© Los Angeles Times
Thursday, September 11, 1997




By George Skelton

Trying to Drag Donation Data Into Cyberspace


SACRAMENTO, Calif. -- In the end, booting up to go online with their campaign finance reports was as easy for legislators as keyboarding in a password. A password like relax. Relax, no need to worry about the World Wide Web. Politicians can survive the Internet. California's Capitol is headed into cyberspace anyway; it's unavoidable. This state is the nation's high-tech capital, after all, where microchip pioneers discovered the new gold.
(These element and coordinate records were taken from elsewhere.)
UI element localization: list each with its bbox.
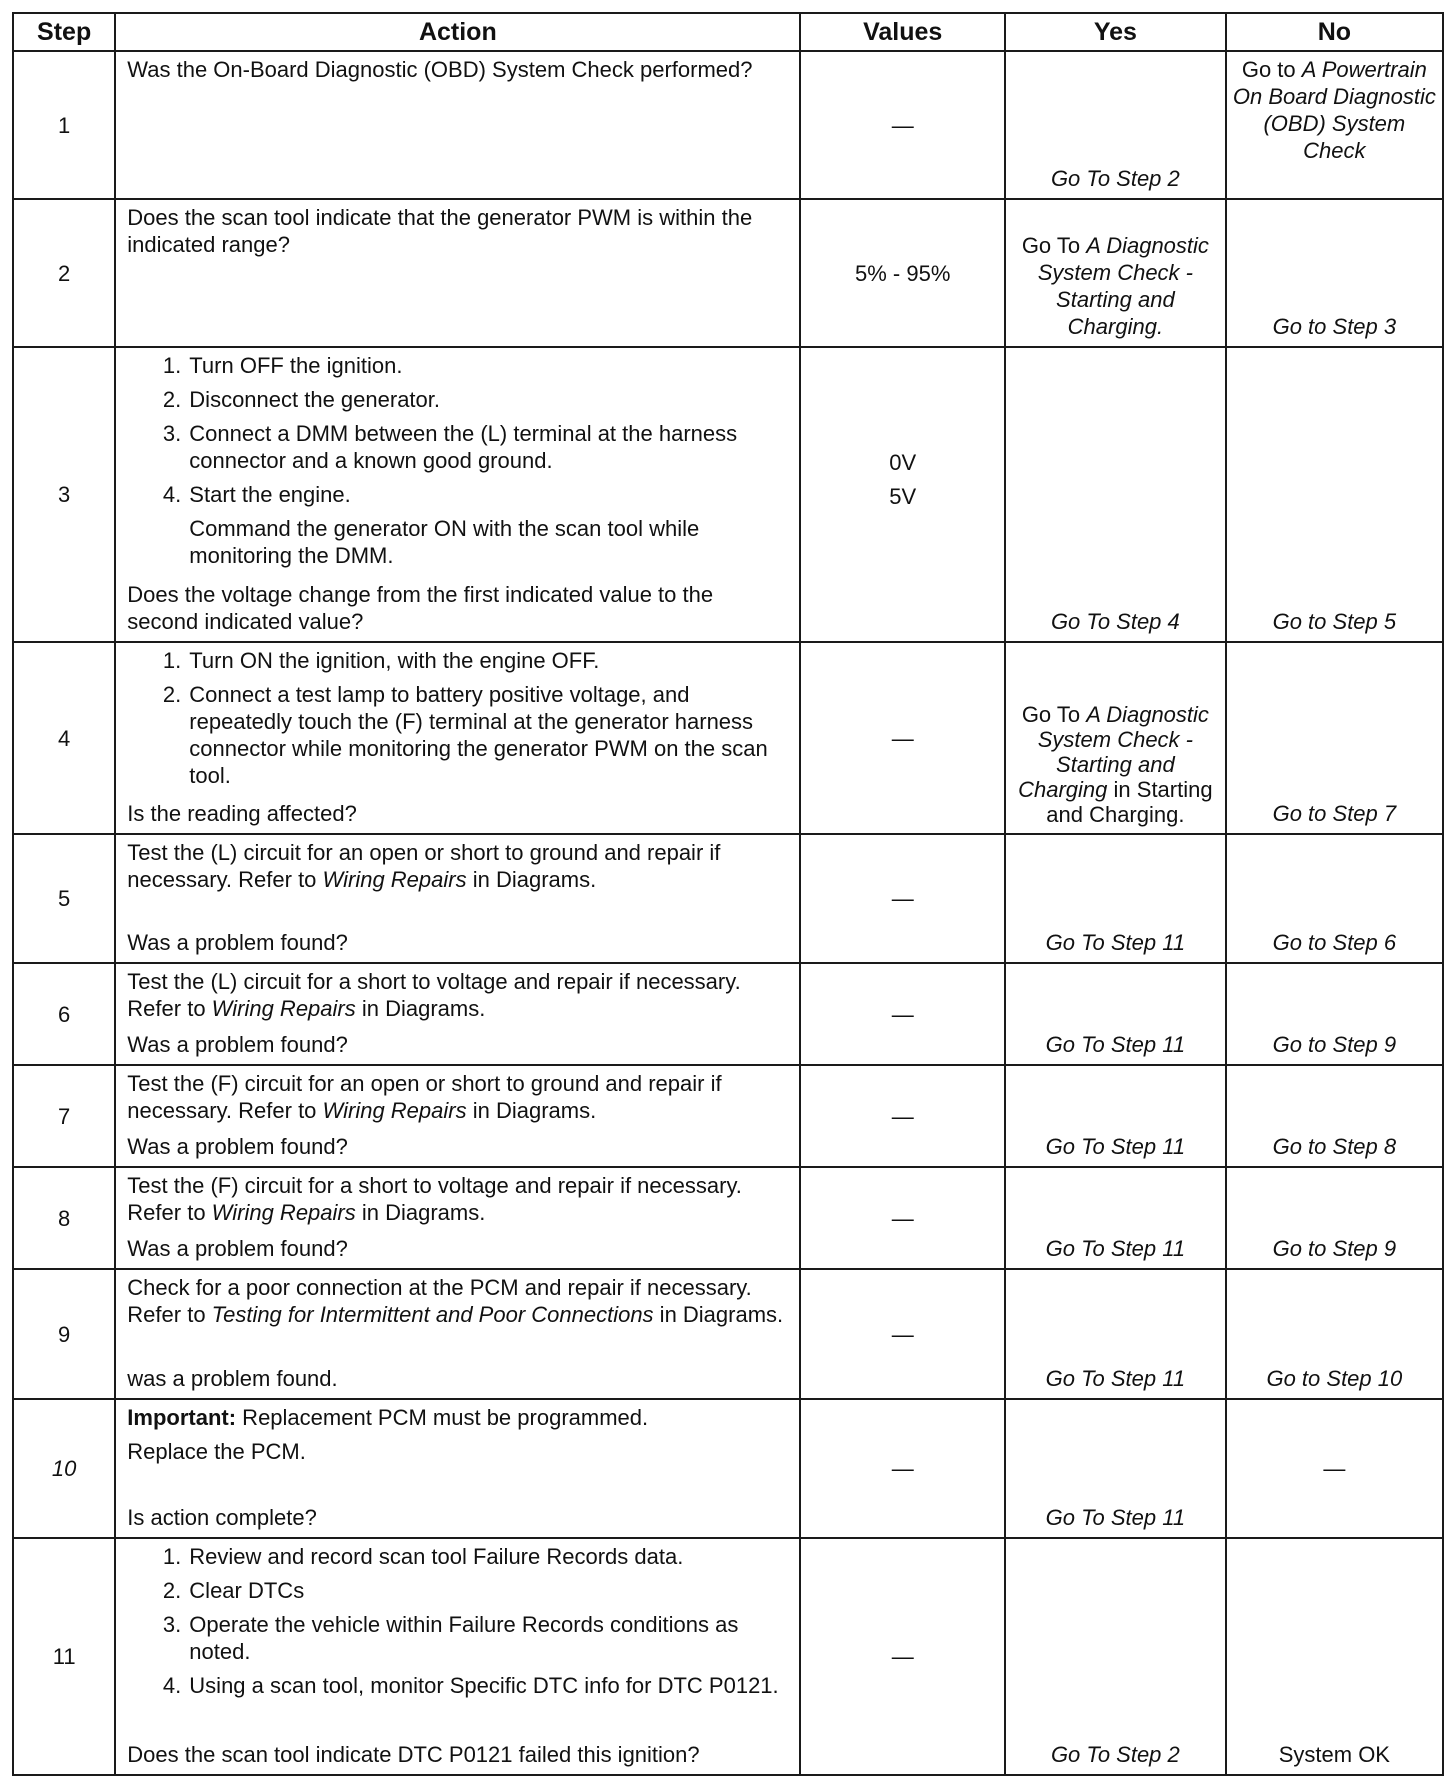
table-row bbox=[13, 834, 1443, 963]
no-cell bbox=[1226, 834, 1443, 963]
table-row bbox=[13, 51, 1443, 199]
table-row bbox=[13, 1538, 1443, 1775]
action-cell bbox=[115, 199, 800, 347]
no-cell bbox=[1226, 642, 1443, 834]
action-cell bbox=[115, 347, 800, 642]
step-number: 6 bbox=[13, 963, 115, 1065]
action-text-part: Test the (L) circuit for a short to voltage and repair if necessary. Refer to bbox=[127, 969, 741, 1021]
action-text-part: in Diagrams. bbox=[355, 1200, 486, 1225]
table-row bbox=[13, 1167, 1443, 1269]
yes-cell bbox=[1005, 1538, 1226, 1775]
action-question: Was a problem found? bbox=[127, 1134, 348, 1159]
list-item: 2. Connect a test lamp to battery positive voltage, and repeatedly touch the (F) terminal at the generator harness connector while monitoring the generator PWM on the scan tool. bbox=[187, 681, 789, 789]
value-dash: — bbox=[891, 1321, 914, 1347]
important-text: Replacement PCM must be programmed. bbox=[236, 1405, 649, 1430]
yes-cell bbox=[1005, 1065, 1226, 1167]
table-row bbox=[13, 199, 1443, 347]
step-number: 1 bbox=[13, 51, 115, 199]
header-values: Values bbox=[800, 13, 1005, 51]
action-question: Was a problem found? bbox=[127, 1032, 348, 1057]
step-number: 2 bbox=[13, 199, 115, 347]
action-text-part: in Diagrams. bbox=[653, 1302, 784, 1327]
action-cell bbox=[115, 1167, 800, 1269]
action-question: Does the voltage change from the first indicated value to the second indicated value? bbox=[127, 582, 714, 634]
value-cell bbox=[800, 963, 1005, 1065]
action-list bbox=[127, 647, 789, 789]
no-cell bbox=[1226, 1269, 1443, 1399]
value-dash: — bbox=[891, 1456, 914, 1481]
yes-link[interactable]: Go To Step 11 bbox=[1045, 1505, 1186, 1530]
action-cell bbox=[115, 642, 800, 834]
no-result: System OK bbox=[1278, 1742, 1390, 1767]
diagnostic-table-page bbox=[12, 12, 1444, 1776]
yes-cell bbox=[1005, 51, 1226, 199]
yes-cell bbox=[1005, 642, 1226, 834]
yes-suffix: Starting and Charging. bbox=[1046, 777, 1213, 827]
action-text-part: Test the (F) circuit for an open or short to ground and repair if necessary. Refer to bbox=[127, 1071, 722, 1123]
yes-mid: in bbox=[1107, 777, 1137, 802]
no-link[interactable]: Go to Step 10 bbox=[1266, 1366, 1403, 1391]
value-dash: — bbox=[891, 1001, 914, 1027]
value-cell bbox=[800, 1269, 1005, 1399]
list-item: 1. Review and record scan tool Failure Records data. bbox=[187, 1543, 789, 1570]
action-text bbox=[127, 1172, 789, 1226]
table-row bbox=[13, 963, 1443, 1065]
no-cell bbox=[1226, 347, 1443, 642]
no-prefix: Go to bbox=[1241, 57, 1302, 82]
yes-cell bbox=[1005, 963, 1226, 1065]
action-text-part: in Diagrams. bbox=[466, 867, 597, 892]
action-cell bbox=[115, 1065, 800, 1167]
yes-link[interactable]: Go To Step 11 bbox=[1045, 1236, 1186, 1261]
value-dash: — bbox=[891, 886, 914, 911]
important-note bbox=[127, 1404, 789, 1431]
step-number: 11 bbox=[13, 1538, 115, 1775]
value-dash: — bbox=[891, 725, 914, 751]
action-list bbox=[127, 1543, 789, 1699]
action-question: Was a problem found? bbox=[127, 1236, 348, 1261]
no-cell bbox=[1226, 963, 1443, 1065]
table-row bbox=[13, 642, 1443, 834]
no-link[interactable]: Go to Step 7 bbox=[1272, 801, 1397, 826]
table-row bbox=[13, 1065, 1443, 1167]
action-text-part: in Diagrams. bbox=[355, 996, 486, 1021]
yes-cell bbox=[1005, 347, 1226, 642]
value-range: 5% - 95% bbox=[855, 260, 951, 286]
yes-cell bbox=[1005, 834, 1226, 963]
list-item: 3. Connect a DMM between the (L) terminal at the harness connector and a known good ground. bbox=[187, 420, 789, 474]
value-cell bbox=[800, 1399, 1005, 1538]
step-number: 4 bbox=[13, 642, 115, 834]
no-cell bbox=[1226, 1538, 1443, 1775]
action-cell bbox=[115, 1399, 800, 1538]
action-text: Was the On-Board Diagnostic (OBD) System Check performed? bbox=[127, 57, 753, 82]
yes-link[interactable]: Go To Step 2 bbox=[1050, 166, 1180, 191]
action-text-part: Test the (F) circuit for a short to voltage and repair if necessary. Refer to bbox=[127, 1173, 742, 1225]
table-row bbox=[13, 347, 1443, 642]
list-item: 3. Operate the vehicle within Failure Records conditions as noted. bbox=[187, 1611, 789, 1665]
yes-link[interactable]: Go To Step 11 bbox=[1045, 930, 1186, 955]
list-item: 1. Turn ON the ignition, with the engine OFF. bbox=[187, 647, 789, 674]
value-cell bbox=[800, 642, 1005, 834]
action-cell bbox=[115, 1269, 800, 1399]
no-link[interactable]: A Powertrain On Board Diagnostic (OBD) System Check bbox=[1232, 57, 1436, 163]
value-cell bbox=[800, 347, 1005, 642]
list-item: 4. Start the engine. bbox=[187, 481, 789, 508]
yes-link[interactable]: Go To Step 11 bbox=[1045, 1032, 1186, 1057]
no-cell bbox=[1226, 199, 1443, 347]
value-second: 5V bbox=[889, 483, 917, 509]
header-yes: Yes bbox=[1005, 13, 1226, 51]
no-link[interactable]: Go to Step 5 bbox=[1272, 609, 1397, 634]
action-list bbox=[127, 352, 789, 508]
header-step: Step bbox=[13, 13, 115, 51]
action-question: was a problem found. bbox=[127, 1366, 338, 1391]
no-dash: — bbox=[1323, 1456, 1346, 1481]
value-cell bbox=[800, 1538, 1005, 1775]
header-action: Action bbox=[115, 13, 800, 51]
no-link[interactable]: Go to Step 3 bbox=[1272, 314, 1397, 339]
table-row bbox=[13, 1269, 1443, 1399]
value-dash: — bbox=[891, 1103, 914, 1129]
yes-cell bbox=[1005, 199, 1226, 347]
step-number: 8 bbox=[13, 1167, 115, 1269]
value-cell bbox=[800, 51, 1005, 199]
yes-prefix: Go To bbox=[1021, 233, 1087, 258]
action-note: Command the generator ON with the scan tool while monitoring the DMM. bbox=[189, 516, 700, 568]
list-item: 2. Clear DTCs bbox=[187, 1577, 789, 1604]
reference-link[interactable]: Testing for Intermittent and Poor Connections bbox=[211, 1302, 654, 1327]
action-question: Is the reading affected? bbox=[127, 801, 357, 826]
action-text: Replace the PCM. bbox=[127, 1439, 306, 1464]
step-number: 10 bbox=[13, 1399, 115, 1538]
action-text bbox=[127, 1274, 789, 1328]
yes-link[interactable]: Go To Step 11 bbox=[1045, 1366, 1186, 1391]
value-cell bbox=[800, 1065, 1005, 1167]
action-text bbox=[127, 839, 789, 893]
action-cell bbox=[115, 51, 800, 199]
action-cell bbox=[115, 834, 800, 963]
diagnostic-table bbox=[12, 12, 1444, 1776]
no-link[interactable]: Go to Step 9 bbox=[1272, 1236, 1397, 1261]
header-row bbox=[13, 13, 1443, 51]
table-row bbox=[13, 1399, 1443, 1538]
action-text bbox=[127, 1070, 789, 1124]
action-text-part: Check for a poor connection at the PCM and repair if necessary. Refer to bbox=[127, 1275, 752, 1327]
action-question: Does the scan tool indicate DTC P0121 failed this ignition? bbox=[127, 1742, 700, 1767]
value-cell bbox=[800, 834, 1005, 963]
reference-link[interactable]: Wiring Repairs bbox=[322, 867, 467, 892]
no-link[interactable]: Go to Step 9 bbox=[1272, 1032, 1397, 1057]
yes-cell bbox=[1005, 1269, 1226, 1399]
action-cell bbox=[115, 963, 800, 1065]
action-text: Does the scan tool indicate that the generator PWM is within the indicated range? bbox=[127, 205, 753, 257]
list-item: 2. Disconnect the generator. bbox=[187, 386, 789, 413]
action-question: Is action complete? bbox=[127, 1505, 317, 1530]
action-text-part: in Diagrams. bbox=[466, 1098, 597, 1123]
action-text bbox=[127, 968, 789, 1022]
no-link[interactable]: Go to Step 6 bbox=[1272, 930, 1397, 955]
no-link[interactable]: Go to Step 8 bbox=[1272, 1134, 1397, 1159]
yes-cell bbox=[1005, 1399, 1226, 1538]
header-no: No bbox=[1226, 13, 1443, 51]
no-cell bbox=[1226, 1399, 1443, 1538]
list-item: 4. Using a scan tool, monitor Specific DTC info for DTC P0121. bbox=[187, 1672, 789, 1699]
no-cell bbox=[1226, 51, 1443, 199]
action-text-part: Test the (L) circuit for an open or short to ground and repair if necessary. Refer to bbox=[127, 840, 721, 892]
reference-link[interactable]: Wiring Repairs bbox=[211, 996, 356, 1021]
step-number: 5 bbox=[13, 834, 115, 963]
value-cell bbox=[800, 199, 1005, 347]
value-dash: — bbox=[891, 1644, 914, 1669]
step-number: 7 bbox=[13, 1065, 115, 1167]
yes-link[interactable]: Go To Step 4 bbox=[1050, 609, 1180, 634]
no-cell bbox=[1226, 1065, 1443, 1167]
value-first: 0V bbox=[889, 449, 917, 475]
reference-link[interactable]: Wiring Repairs bbox=[322, 1098, 467, 1123]
value-cell bbox=[800, 1167, 1005, 1269]
no-cell bbox=[1226, 1167, 1443, 1269]
yes-prefix: Go To bbox=[1021, 702, 1087, 727]
yes-link[interactable]: Go To Step 11 bbox=[1045, 1134, 1186, 1159]
yes-link[interactable]: A Diagnostic System Check - Starting and Charging. bbox=[1037, 233, 1209, 339]
value-dash: — bbox=[891, 1205, 914, 1231]
step-number: 9 bbox=[13, 1269, 115, 1399]
action-question: Was a problem found? bbox=[127, 930, 348, 955]
value-dash: — bbox=[891, 112, 914, 138]
yes-link[interactable]: A Diagnostic System Check - Starting and Charging bbox=[1018, 702, 1209, 802]
reference-link[interactable]: Wiring Repairs bbox=[211, 1200, 356, 1225]
yes-cell bbox=[1005, 1167, 1226, 1269]
action-cell bbox=[115, 1538, 800, 1775]
list-item: 1. Turn OFF the ignition. bbox=[187, 352, 789, 379]
step-number: 3 bbox=[13, 347, 115, 642]
important-label: Important: bbox=[127, 1405, 237, 1430]
yes-link[interactable]: Go To Step 2 bbox=[1050, 1742, 1180, 1767]
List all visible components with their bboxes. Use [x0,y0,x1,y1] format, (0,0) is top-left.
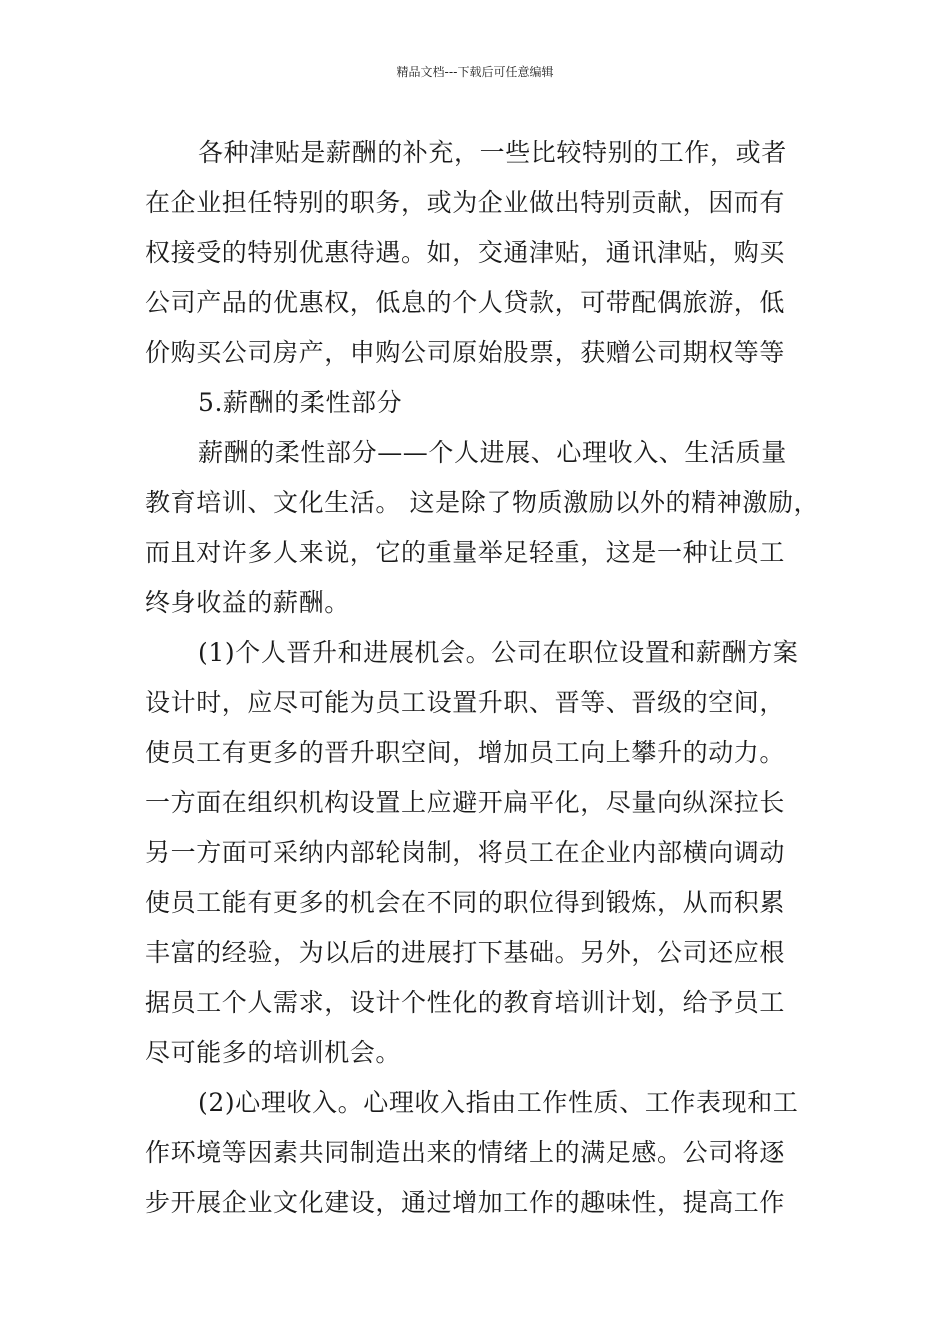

But fear of the unknown creates nightmares--about political contributors being stalked and harassed, hackers mischievously messing with data and bad guys stealing your most valued asset, your donors list. Finally, after three years of hand holding by Secretary of State Bill Jones, the Legislature overwhelmingly has decided to file campaign contribution and expenditure reports by computer so they can be placed on the Internet. So any voter with a PC can easily learn which special interests are bankrolling the local pol's campaign.
     
Now, the reports are filed with 19th century technology--ink, typewriter and paper. That produces 550,000 pages of election-year data that get buried on shelves in the secretary of state's office in Sacramento. The public has a right to know what's there, but good luck trying to find it. Under the bill shepherded through the Legislature by Sen. Betty Karnette (D-Los Angeles)--a tenacious 65-year-old former schoolteacher--the Internet filings fittingly will click on during the first election of the next century.
     
That's the plan, at least. But there's still a program bug: Gov. Pete Wilson. He hasn't decided whether to sign or veto the bill. Two of his agencies, in fact, are having nightmare about it.

Wilson's Finance Department is afraid of the $1.1-million start-up cost (in a $68-billion state budget). The governor's Office of Planning and Research fears that Secretary of State Jones--although a Republican and a conservative both by philosophy and temperament--is moving too swiftly into cyberspace. This needs more study, the planners say, apparently discounting a 1995 study conducted for Jones by a panel of outside experts that led to the bill's creation.

To assuage anxieties, Jones amended the bill to give the state Department of Information Technology veto power over the final online system. Also, to protect contributors from citizen harassment, their street addresses won't be listed on the Internet. Jones went through three legislative authors--each of whom was thwarted by partisan political games--until he handed off the bill to the likable Karnette, chairwoman of the Senate Elections Committee.
     
"People came to realize," Karnette says, "that the computer is here to stay, that swift information is the way it's going to be. It took people a little while to get used to that. . . . A lot of people didn't want to share information about their contributors." As late as last week, she had to fight off a behind-the-scenes attempt by Assembly Democrats to gut her bill and turn it into another study. "I told them the electorate wants this," she says.

Finally on Monday, the Assembly passed the measure on a 72-3 vote. It earlier had passed the Senate, 31-7. Today, the Senate is expected to routinely adopt Assembly amendments and send the bill to Wilson.
 
"This is the best form of campaign finance reform--full disclosure," asserts Jones, echoing a Republican mantra. Jones plans to personally lobby Wilson and hopes the governor will be persuaded by the unanticipated strong support of GOP legislators.
     
"He makes up his own mind," says Michael Sweet, a Wilson legislative liaison who has been monitoring the bill and will make a recommendation to the governor.

"He doesn't care if it's 80-0 if he doesn't like it." Wilson does have an independent streak. But normally he's not a masochist. "The fact that it has bipartisan support and is sponsored by the secretary of state--that helps," Sweet concedes.
Then the advisor adds: "Clearly, this is the way of the future. But the issue for the governor is, is this the way to go now and is it worth the money? I myself have not formed an opinion."

In the privacy of the governor's office, when there are no aides within earshot, Jones can be expected to look Wilson in the eye and say something like this:

Look, Pete, I'm up for reelection next year and could use this on my record.
And it wouldn't hurt your image, either, to be the governor who took
California into the future with some high-tech political reform,
who made these convoluted reports user-friendly for voters.